The Only True Useful Multimodal Agent Before 2027

Many of the LLM researchers including me, and the more general audience, have been super excited recently about the idea of “Digital Artificial General Intelligence” (Digital AGI), like the kind that we have seen in all those science-fiction movies. It is a superhuman brain that is all-knowing and all-capable in the digital world. Once it is connected to the Internet, it can make as much impact to the human society as it likes and replace any work that one can do remotely (essentially serving as a billion-worth company on its own). Especially with the recent rapid developments in Large Languge Models (LLMs) and Reinforcement Learning (RL), it seems that we are only last few miles away from this accomplishment, probably the most important one in the human history. However, amid all the hypes of AGI, I think it is important that we take a more realistic perspective of what we expect AI to do for us. While this might be a little on the pessimistic side, I would not call it a bitter lesson. Rather, it is an exciting lesson for us because human creativity would still play an important role in the future path.

Screenshot 2025-04-26 at 10.53.25.png

I have been working on multi-modal agents and RL quite a bit (with leading works like DigiRL, DigiQ and PAE) since the AI models were barely able to recognize the buttons on GUI interfaces (e.g. being able to click and open the chrome app from the home screen). We had this ambition that AI would be trained be able to do whatever we can do with a computer, if it can use the computer in the same way as we humans do. When I say in the same way as we humans do, I literally mean the same way, including seeing the screenshot, touching a specific part of the screen to click on the link, scrolling down to see more content, etc.

When I started working on it a year ago around the time when o1 was released, I thought that the necessary technologies like LLM, RL, and self-improvements were already in place for getting us there with more engineering. However, I was surprised to find the progress on that regard has been little over the last year (despite the optimistic progress on Math and Coding). For example, WebArena is released in July 2023 and if you work on LLMs you will know how ancient a two-year-old paper is (the first GPT4 is released two years ago, and at that time one of the main AGI players XAI was not even founded). However, on the leaderboard as of Apr.2025, the best model can still only achieve around 60% accuracy (including OpenAI Operator and Claude Computer Use). And the crazy thing is, as shown below, the tasks on WebArena are only daily and common GUI navigation tasks that are not supposed to be hard at all! Around 50% of the tasks can be finished within 10 clicks away and 90% of the tasks can be finished within 20 clicks away. If we think about it, accuracy of 60% means that every 10 times we ask the AI to cancel an order 307 for us, 6 times it does the thing we want it to do, and 4 times it either cancels the wrong order or tells us that it has canceled the order with the order still being there! If that is the case, I would rather go ahead and take 2 minutes to cancel the order myself, instead of having to double-check whether the ticket has actually been booked or not. Then what’s wrong with the multimodal agents? In this blog I will analyze what’s wrong from both a technical perspective and an economical perspective and what would be something right under such reasonings.
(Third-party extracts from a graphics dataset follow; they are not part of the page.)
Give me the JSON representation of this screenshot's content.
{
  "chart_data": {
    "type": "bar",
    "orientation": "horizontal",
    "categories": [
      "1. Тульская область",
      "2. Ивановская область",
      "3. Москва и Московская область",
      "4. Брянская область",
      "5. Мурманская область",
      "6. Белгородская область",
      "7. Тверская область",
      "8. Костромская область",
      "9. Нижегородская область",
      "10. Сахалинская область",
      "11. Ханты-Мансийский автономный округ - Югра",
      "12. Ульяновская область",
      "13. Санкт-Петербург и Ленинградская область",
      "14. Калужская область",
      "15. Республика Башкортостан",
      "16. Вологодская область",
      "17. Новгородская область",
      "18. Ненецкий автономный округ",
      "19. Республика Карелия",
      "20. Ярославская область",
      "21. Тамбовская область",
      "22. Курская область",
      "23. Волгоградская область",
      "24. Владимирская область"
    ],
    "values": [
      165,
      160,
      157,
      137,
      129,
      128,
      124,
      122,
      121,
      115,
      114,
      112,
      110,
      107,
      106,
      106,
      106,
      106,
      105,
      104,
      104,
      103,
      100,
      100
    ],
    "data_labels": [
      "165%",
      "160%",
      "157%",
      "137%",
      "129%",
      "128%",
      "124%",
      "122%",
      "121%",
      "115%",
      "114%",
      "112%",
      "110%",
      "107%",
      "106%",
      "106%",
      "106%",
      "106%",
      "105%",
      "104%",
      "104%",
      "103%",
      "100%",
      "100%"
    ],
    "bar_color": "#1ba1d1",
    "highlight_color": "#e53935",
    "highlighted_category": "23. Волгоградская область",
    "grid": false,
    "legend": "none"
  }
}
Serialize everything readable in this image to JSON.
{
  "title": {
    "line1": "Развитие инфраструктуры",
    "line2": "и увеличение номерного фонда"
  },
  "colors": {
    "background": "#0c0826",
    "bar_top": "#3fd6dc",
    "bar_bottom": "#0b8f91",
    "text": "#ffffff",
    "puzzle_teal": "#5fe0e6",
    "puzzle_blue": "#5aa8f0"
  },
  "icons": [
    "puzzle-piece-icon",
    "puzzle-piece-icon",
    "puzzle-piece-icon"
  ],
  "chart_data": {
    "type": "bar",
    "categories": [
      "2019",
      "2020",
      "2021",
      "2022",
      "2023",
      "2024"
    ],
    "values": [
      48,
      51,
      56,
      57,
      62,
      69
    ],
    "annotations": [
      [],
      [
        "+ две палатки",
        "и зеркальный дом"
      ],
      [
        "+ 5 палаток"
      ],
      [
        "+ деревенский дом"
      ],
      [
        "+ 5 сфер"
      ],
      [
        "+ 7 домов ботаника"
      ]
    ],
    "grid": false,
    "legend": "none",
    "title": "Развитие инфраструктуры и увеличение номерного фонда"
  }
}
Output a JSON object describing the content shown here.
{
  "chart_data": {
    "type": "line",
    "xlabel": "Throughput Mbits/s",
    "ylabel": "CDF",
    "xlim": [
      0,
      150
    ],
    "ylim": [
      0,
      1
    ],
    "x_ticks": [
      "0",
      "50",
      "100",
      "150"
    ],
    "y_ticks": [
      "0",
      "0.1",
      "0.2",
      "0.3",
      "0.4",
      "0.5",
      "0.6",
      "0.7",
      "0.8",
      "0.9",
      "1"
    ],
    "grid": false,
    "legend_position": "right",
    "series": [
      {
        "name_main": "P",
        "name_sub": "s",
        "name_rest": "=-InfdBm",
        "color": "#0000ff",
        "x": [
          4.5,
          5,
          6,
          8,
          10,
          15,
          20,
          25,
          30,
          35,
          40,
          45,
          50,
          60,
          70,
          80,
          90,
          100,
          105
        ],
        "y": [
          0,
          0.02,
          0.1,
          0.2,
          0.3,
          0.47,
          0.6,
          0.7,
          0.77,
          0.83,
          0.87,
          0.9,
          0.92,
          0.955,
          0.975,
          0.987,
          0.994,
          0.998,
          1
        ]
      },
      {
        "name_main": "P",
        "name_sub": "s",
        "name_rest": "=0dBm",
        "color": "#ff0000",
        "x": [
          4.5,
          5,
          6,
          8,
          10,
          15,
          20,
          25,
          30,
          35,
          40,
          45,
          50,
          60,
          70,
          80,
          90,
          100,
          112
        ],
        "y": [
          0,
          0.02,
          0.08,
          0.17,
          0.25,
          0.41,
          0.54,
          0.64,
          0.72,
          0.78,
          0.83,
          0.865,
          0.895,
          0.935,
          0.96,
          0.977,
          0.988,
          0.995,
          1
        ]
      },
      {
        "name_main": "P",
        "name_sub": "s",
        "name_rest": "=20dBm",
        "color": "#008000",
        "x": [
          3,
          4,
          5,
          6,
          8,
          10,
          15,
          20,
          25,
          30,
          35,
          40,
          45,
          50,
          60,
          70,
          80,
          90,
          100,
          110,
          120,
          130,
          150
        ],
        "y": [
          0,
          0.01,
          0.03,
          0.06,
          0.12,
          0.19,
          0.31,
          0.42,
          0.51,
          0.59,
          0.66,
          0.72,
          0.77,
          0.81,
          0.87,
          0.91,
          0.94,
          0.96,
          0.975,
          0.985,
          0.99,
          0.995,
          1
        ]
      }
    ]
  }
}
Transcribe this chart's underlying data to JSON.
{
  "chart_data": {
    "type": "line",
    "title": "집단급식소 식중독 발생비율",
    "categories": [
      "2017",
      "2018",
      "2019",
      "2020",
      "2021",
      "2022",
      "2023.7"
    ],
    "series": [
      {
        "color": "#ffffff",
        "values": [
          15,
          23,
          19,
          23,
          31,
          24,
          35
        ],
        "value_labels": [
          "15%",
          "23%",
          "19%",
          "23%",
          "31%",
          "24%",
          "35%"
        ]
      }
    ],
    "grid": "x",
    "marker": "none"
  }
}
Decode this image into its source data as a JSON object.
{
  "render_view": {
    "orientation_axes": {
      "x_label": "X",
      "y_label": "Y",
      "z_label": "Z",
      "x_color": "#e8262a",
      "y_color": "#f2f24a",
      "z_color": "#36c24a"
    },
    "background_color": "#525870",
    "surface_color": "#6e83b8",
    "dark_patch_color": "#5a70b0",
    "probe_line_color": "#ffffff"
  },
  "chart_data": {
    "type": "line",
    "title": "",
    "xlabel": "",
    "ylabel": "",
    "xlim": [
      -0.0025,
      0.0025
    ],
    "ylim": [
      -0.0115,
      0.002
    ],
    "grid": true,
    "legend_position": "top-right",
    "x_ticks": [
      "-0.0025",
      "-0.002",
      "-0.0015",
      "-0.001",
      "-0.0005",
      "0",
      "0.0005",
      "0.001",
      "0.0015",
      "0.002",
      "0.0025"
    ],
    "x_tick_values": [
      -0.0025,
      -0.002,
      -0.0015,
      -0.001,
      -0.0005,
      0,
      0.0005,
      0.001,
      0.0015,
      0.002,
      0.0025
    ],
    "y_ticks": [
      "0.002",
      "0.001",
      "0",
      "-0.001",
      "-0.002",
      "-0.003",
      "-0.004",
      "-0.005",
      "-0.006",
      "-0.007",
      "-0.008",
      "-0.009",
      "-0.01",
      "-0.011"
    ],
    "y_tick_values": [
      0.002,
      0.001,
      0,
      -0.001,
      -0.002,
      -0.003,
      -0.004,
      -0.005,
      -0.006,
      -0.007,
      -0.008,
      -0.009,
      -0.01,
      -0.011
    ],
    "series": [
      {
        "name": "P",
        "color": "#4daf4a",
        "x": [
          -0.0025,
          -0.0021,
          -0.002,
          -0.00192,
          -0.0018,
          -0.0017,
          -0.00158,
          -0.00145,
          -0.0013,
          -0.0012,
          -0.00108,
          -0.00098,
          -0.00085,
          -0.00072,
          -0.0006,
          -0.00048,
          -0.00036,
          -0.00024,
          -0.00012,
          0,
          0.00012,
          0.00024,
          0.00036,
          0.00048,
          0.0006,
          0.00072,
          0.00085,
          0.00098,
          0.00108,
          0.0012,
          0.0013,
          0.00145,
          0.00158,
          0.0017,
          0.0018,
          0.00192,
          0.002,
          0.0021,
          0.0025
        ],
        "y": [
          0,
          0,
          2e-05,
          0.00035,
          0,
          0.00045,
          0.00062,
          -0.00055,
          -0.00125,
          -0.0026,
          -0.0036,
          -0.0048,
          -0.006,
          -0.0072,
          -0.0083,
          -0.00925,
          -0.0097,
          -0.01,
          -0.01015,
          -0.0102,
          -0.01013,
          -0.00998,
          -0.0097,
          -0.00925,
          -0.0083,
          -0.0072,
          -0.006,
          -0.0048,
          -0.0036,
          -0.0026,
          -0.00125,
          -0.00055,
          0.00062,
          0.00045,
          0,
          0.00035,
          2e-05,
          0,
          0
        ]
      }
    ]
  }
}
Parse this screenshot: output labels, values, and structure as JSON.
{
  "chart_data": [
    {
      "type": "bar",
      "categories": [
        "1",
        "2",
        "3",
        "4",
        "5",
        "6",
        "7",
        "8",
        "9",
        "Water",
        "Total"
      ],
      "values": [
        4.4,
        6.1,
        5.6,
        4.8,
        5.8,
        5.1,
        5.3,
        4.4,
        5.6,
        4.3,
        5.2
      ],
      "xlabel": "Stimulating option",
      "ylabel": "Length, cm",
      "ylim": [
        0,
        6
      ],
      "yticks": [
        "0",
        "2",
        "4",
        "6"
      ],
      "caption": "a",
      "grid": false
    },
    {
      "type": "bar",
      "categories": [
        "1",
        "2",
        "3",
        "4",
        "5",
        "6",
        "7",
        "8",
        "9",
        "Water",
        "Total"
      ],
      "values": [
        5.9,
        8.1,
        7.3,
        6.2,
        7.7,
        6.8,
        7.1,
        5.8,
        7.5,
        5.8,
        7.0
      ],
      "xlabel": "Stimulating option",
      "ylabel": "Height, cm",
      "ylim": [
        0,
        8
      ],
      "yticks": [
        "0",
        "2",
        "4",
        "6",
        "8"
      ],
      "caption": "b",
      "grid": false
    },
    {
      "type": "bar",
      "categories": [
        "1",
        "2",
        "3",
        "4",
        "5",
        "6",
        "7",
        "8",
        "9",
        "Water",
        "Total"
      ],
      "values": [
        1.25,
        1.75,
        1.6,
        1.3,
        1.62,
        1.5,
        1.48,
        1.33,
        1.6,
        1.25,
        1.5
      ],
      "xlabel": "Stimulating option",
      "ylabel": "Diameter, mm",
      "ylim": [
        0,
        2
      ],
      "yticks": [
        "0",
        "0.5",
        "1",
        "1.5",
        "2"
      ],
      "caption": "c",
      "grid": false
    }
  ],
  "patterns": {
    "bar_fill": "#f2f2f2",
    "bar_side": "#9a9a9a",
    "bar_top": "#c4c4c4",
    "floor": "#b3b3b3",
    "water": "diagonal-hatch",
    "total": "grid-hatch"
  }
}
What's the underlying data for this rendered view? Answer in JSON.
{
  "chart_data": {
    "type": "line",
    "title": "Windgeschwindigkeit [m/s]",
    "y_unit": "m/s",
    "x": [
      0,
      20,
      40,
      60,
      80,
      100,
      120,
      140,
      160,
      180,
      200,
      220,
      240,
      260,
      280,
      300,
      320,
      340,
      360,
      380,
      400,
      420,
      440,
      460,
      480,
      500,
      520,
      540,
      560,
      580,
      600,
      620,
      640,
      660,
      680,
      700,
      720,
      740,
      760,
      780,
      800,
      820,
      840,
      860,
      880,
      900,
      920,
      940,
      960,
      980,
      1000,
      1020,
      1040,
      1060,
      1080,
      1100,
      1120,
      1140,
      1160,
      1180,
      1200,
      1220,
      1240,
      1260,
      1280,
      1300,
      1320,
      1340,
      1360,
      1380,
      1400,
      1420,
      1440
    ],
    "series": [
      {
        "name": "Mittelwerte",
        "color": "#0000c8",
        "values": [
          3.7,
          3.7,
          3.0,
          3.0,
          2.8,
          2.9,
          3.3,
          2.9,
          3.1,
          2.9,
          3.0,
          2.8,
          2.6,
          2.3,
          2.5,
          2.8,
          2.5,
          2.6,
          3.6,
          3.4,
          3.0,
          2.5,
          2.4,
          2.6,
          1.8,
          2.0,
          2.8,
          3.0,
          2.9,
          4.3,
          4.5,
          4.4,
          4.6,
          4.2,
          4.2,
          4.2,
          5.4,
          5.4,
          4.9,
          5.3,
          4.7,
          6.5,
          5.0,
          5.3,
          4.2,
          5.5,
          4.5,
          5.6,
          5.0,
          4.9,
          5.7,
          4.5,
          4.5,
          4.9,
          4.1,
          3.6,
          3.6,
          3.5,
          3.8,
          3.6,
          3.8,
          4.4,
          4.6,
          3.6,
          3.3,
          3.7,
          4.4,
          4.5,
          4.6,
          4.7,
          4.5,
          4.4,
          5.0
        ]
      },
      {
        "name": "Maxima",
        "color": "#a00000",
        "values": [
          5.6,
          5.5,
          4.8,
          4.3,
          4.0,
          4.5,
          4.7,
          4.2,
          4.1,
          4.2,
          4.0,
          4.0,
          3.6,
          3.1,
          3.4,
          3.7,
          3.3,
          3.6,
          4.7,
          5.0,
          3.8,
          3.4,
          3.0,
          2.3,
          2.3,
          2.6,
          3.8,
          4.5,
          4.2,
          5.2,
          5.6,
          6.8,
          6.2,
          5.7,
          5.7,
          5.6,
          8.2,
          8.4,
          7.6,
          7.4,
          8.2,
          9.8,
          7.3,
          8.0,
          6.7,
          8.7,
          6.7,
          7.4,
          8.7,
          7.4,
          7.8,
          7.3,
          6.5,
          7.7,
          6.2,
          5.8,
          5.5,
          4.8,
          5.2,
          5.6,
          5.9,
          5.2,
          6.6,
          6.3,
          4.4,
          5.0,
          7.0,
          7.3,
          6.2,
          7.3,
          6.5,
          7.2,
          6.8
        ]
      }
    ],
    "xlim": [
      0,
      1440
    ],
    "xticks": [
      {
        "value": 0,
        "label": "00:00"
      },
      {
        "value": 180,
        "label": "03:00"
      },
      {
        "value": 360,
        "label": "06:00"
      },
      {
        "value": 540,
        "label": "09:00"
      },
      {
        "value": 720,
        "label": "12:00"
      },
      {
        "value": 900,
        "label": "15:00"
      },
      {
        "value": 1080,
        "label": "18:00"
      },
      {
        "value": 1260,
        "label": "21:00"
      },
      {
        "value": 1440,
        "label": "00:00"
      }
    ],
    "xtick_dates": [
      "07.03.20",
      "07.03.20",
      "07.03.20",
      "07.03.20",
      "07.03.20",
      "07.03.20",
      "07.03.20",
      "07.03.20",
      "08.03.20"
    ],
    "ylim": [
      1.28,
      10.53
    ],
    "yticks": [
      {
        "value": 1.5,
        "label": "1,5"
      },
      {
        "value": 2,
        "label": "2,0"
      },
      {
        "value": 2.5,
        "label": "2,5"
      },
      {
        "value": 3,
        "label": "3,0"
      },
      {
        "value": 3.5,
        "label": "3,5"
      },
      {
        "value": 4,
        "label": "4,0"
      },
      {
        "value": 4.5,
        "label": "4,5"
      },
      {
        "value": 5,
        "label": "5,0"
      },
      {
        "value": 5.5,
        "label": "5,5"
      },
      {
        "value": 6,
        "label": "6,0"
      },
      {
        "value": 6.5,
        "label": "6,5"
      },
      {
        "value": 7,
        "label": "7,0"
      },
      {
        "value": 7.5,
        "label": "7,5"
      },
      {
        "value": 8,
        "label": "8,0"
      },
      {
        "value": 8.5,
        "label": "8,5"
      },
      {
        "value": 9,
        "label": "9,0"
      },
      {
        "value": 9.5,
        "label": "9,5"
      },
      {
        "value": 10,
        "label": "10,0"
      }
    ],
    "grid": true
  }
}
Screenshot 2025-04-26 at 10.50.55.png

This blog would not be possible without the inspirations that I have drawn from talking to top-notch RL/LLM researchers at ICLR 2025. They have all found my conclusion to be surprising but at the same time my arguments convincing.

A cautiously optimistic perspective of magic of RL works for LLMs

With the emergence of the reasoning capabilities in LLM such as o1 and R1, the application of RL to LLM seems to suddenly become the hottest topic in the year of 2025 and all the LLM groups that I know both in academia and in the industry have some projects that involve the use of RL for LLMs. Ideas are being scooped on a weekly basis. The field has been so competitive that researchers do not even have the time to write a paper and have to release a notion page first before they get scooped (e.g. PRIME, DeepScaleR, both are very good paper).

However, because of me being affiliated with both an RL lab and a an LLM group , I had a curious observation of the distinct reactions to this progress from the RL community and the LLM community.

For many researchers that have been historically working on LLM and not familiar with all the deep RL literature, the application of RL to LLM seems to be a magic trick that improves the fundamental capabilities of LLMs entirely based on the synthetic reasoning traces generated on their own. This is a particularly valuable free lunch considering

1. that the gain from pre-training has slowed down (e.g. talk from Ilya Sutskever at NeurIPS 2024, and general reactions to the release of GPT4.5) and
1. that the second stage RLHF does not noticeably improve the capability of LLMs across exams (Appendix B from GPT-4 Technical Report). The effectiveness of synthetic data has always been the the center of the debate of LLM research (Nature) while RL has been joked to only work for the “toy” and “unrealistic” MuJoCo Gym environment.